徒然草114段『今出川の大殿』
原文
今出川(いまでがわ)の大殿(おおいとの)、嵯峨へおはしけるに、有栖川(ありすがわ)のわたりに、水の流れたる所にて、賽王丸(さいわうまる)、御牛を追ひたりければ、あがきの水、前板までさゝとかゝりけるを、為則、御車のしりに候ひけるが、「希有の童かな。かゝる所にて御牛をば追ふものか」と言ひたりければ、大殿、御気色悪しくなりて、「おのれ、車やらん事、賽王丸にまさりてえ知らじ。希有の男なり」とて、御車に頭を打ち当てられにけり。この高名の賽王丸は、太秦殿の男、料の御牛飼ぞかし。
現代語訳
今出川(いまでがわ)の大殿(おおいとの)と呼ばれた太政大臣西園寺公相(だじょうだいじんさいおんじきんすけ)が嵯峨へおいでになられた時、有栖川のわたり辺りの水の流れている所で、牛飼いの賽王丸(さいわうまる)が牛を追っていたので、牛の跳ね飛ばした水が前板にまでざざーっとかかったのを従者の為則は牛車の後ろについていたので「珍しい小僧だ。そのような所で牛を追うのか」と言ったので大殿(おおいとの)は気分を害して「おまえ、牛車の御し方、賽王丸より勝っているとでも思っているのか。

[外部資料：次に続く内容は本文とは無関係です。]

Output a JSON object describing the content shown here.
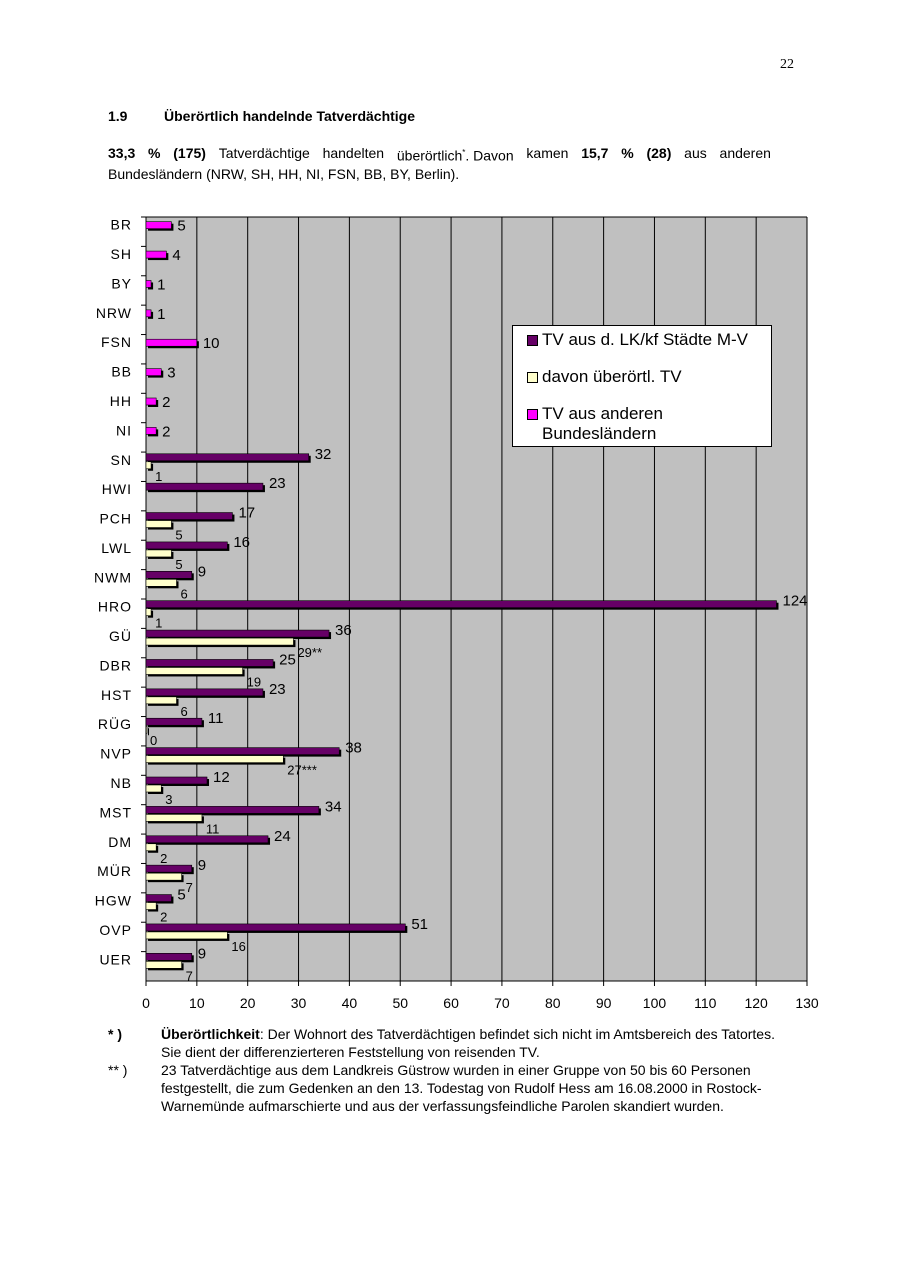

珍しい男だ」と、車に頭を大殿(おおいとの)は打ち付けてしまわれた。この名だたる賽王丸は太秦殿の下男、後嵯峨院の牛飼いだ。
原文
この太秦殿に侍りける女房の名ども、一人はひざさち、一人はことづち、一人ははふばら、一人はおとうしと付けられけり。
現代語訳
太秦殿に仕えた女房の名前、一人はひざさち、一人はことづち、一人ははふばら、一人はおとうしと付けられていた。
人間が人間でなかった時代と社会 白井一道
兼好法師が生きた社会では牛飼いは牛飼い以外の何ものでもなかった。一年中どこに行っても牛飼いは牛飼いでしかなかった。その姿・格好によって当時の、その地域に暮らす人であれば、誰でもが牛飼いは牛飼いだと分かった。人間が姿・格好によって身分や職業が明確に明らかになっている社会であった。そういう点においては日本の中世社会もヨーロッパの中世社会も変わることはない。
ホイジンガの著書『中世の秋』第一章は次のような言葉で始まっている。「はげしい生活の基調」
「世界がまだ若く、五世紀ほどもまえのころには、人生の出来事は、いまよりももっとくっきりとしたかたちをみせていた。悲しみと喜びのあいだの、幸と不幸のあいだのへだたりは、わたしたちの場合よりも大きかったようだ。すべて、ひとの体験には、喜び悲しむ子供の心にいまなおうかがえる、あの直接性、絶対性が、まだ失われてはいなかった。」
「すべてが、多彩なかたちをとり、たえまない対照をみせて、ひとの心にのしかかる。それゆえに、日常生活はちくちくさすような情熱の暗示に満たされ、心の動きは、あるいは野放図な喜び、むごい残忍さ、また静かな心のなごみへと移り変わる。このような不安定な気分のうちに、中世都市の生活はゆれうごいていたのである。」堀越孝一訳より 中央公論社
子供に見られる単純さ、残酷さ、明暗の明確さのようなものが赤裸々に表現される社会であった。日本の中世社会も同じような社会であった。太政大臣になる貴族と言われる人々と牛飼いをする人々は生まれが違っていた。この違いに疑問を抱く人間が一人もいないのが当然である社会であった。
貴族に仕える女房たちも貴族に生まれた女性とは差別された存在であった。そのようなことに疑問を抱くことはなかった。そのような社会の一面を兼好法師はこの段で書いている。